SOIS FORT: DÉCRIS LE DÉCOR
MANZI : Rien et ma foi c'était quand même bien. Surtout quand les éclairages sont aussi recherchés et complémentaires avec des tableaux enchaînés à la vitesse de la lumière, tantôt étincelante, inquiétante voire fumante. On parlera donc plus d'habillage que de décor.
ZERBINETTE : Loin des carcasses chevalines enchevêtrées d'un Platel, King épure. Rien pour détourner l'attention. Une scéno qui appelle à se concentrer sur le travail des corps et des visages, sur la musique, qu'elle soit vocale ou instrumentale, chantée ou parlée. C'est un retour à l'essentiel, une forme pure.
PASSE L'HISTOIRE À LA PASSOIRE
ZERBINETTE : Voici l'histoire d'un chorégraphe qui met son art au service de la célébration d'une langue disparue. Autant le dire, ardu. En collaborant avec le poète Bob Holman, qui, dans Figures of speech, propose un recueil de poèmes indigènes, King confronte ses danseurs à l'urgence. Danser une langue en perdition est un projet fou. À convoquer Babel après l'heure, on risque de perdre le spectateur.
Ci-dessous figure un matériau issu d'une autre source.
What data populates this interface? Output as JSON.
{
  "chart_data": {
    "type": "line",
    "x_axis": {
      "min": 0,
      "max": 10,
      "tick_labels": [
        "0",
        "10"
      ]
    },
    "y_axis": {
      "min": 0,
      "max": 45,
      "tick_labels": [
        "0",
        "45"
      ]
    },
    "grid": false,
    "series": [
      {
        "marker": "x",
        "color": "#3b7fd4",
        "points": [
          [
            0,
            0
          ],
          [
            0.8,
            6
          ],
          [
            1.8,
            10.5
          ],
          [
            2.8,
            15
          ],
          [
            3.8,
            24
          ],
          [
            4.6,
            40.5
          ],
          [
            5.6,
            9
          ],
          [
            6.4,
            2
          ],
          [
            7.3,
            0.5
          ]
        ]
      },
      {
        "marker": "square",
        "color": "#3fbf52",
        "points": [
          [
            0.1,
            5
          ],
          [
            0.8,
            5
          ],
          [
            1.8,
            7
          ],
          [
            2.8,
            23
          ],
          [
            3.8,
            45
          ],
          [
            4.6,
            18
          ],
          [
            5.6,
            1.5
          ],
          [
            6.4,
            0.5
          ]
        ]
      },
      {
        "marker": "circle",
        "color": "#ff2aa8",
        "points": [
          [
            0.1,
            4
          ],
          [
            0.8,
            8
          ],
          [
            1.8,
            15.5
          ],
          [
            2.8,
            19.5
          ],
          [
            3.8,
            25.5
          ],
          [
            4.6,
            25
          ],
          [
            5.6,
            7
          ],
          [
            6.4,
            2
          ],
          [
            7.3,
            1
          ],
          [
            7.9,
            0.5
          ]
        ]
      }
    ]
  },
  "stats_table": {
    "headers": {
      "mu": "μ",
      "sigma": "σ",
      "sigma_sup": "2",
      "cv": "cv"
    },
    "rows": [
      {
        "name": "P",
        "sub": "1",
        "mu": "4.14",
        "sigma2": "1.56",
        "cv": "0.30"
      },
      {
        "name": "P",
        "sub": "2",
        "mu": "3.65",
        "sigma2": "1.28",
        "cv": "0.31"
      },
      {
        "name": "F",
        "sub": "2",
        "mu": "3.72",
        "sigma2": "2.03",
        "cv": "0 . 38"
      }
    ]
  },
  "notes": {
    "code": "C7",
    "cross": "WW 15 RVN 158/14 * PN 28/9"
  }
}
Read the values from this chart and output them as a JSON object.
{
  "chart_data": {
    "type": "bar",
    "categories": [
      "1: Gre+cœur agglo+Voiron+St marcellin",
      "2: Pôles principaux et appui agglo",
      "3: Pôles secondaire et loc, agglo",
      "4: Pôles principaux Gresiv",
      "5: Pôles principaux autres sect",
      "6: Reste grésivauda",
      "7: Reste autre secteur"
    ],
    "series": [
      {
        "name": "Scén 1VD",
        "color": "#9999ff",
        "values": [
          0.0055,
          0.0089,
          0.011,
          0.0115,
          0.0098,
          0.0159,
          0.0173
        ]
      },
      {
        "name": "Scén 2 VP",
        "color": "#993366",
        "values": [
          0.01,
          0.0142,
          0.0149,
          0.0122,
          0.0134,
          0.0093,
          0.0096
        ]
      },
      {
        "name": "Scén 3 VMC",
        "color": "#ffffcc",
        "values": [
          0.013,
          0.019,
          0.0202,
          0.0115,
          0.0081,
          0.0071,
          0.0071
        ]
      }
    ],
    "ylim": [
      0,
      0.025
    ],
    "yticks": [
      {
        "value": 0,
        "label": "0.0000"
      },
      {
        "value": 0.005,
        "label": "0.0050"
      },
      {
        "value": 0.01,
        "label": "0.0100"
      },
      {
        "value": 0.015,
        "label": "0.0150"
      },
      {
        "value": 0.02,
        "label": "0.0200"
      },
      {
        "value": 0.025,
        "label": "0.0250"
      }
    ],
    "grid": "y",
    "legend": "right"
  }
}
Pourtant, les corps racontent, avec une grâce hypnotique leur présence au monde chaotique.
MANZI : Vous cherchez encore des histoires dans la danse contemporaine vous ? Comme tout le monde, j'ai lu le programme des Téat et j'ai compris qu'Alonzo King voulait dénoncer la disparition de certaines langues en proposant un collectage de dialectes, poèmes de locuteurs natifs censés interagir avec les corps. Je ne sais pas dans quelle mesure ça va sauver ces patois mais si le propos apparaît un brin ésotérique, le rendu est très esthétique.
CHORÉGRAPHIE AU BISTOURI
MANZI : Des corps souvent en contorsion, des torses en ondulation, des jambes élancées qui n'en finissent pas de monter, des piqués décalés sur fond de djembés. L'ensemble aurait pu être haché et cliché ; or il sublime les corps avec une combinaison classieuse de pas classiques et de gestuelles inhabituelles, proches du hip-hop ou du Tai-chi.
ZERBINETTE : Quand on sait la torture que subit le pied dans le moignon plâtré des pointes, on admire tant de grâce sans plainte. Ce choix résolument classique pour une chorégraphie dite contemporaine apporte aux mouvements légèreté, brio et technicité. Les danseurs d'Alonzo sont des virtuoses qui allient avec magie prouesses et décontraction.
CE QUI T'A MARQUÉ SANS T'ÉTALER
ZERBINETTE : Outre la beauté confondante de ces danseurs et leur technicité, j'ai été réjouie par cette mixité. Oui, je l'avoue j'aime voir noirs et blancs danser. Non plus pour parodier, comme le proposait la truculente Dada Masilo, dans Swan lake, des grandes pièces du répertoire, mais pour incarner l'excellence, sans préférence.
MANZI: Un peu gêné, Pascal Montrouge – le directeur des Téat – me confiait avant la représentation ses ressentis sur cette compagnie en vantant la beauté des danseurs. Et dès les premières minutes, j'ai compris ce qu'il voulait dire. Évidemment qu'il n'y a pas pas que cette dimension plastique à mettre en avant mais quel pied de voir des enchaînements aussi bien exécutés avec des corps tellement galbés ! Avouez que vous aussi, vous avez complètement craqué sur cette étoile métissée :
T'AS AIMÉ OU PAS? SOIS FRANC OU TAIS-TOI
MANZI: Si cet enchaînement de clips dansés ne m'a pas bouleversé, il m'a complètement scotché par sa sublimité et ses chorégraphies variées. Cette répétition de poses virtuoses n'est jamais onaniste ni maniérée. La bande-son déstructurée apporte un liant à tous ces enchainements de mouvements, aussi épatants que divertissants. C'est un spectacle total et original.
ZERBINETTE : Oui. La première pièce pour le régal esthétique. La voix baroque de la mezzo-soprano Maya Lahyadi sublimait ces pas de deux très épurés. La seconde pour l'état de transe induit par la danse. À l'instar de celui du boléro, le dernier tableau, où corps à la chaine se mouvaient entre grâce et peine, m'a envoûtée.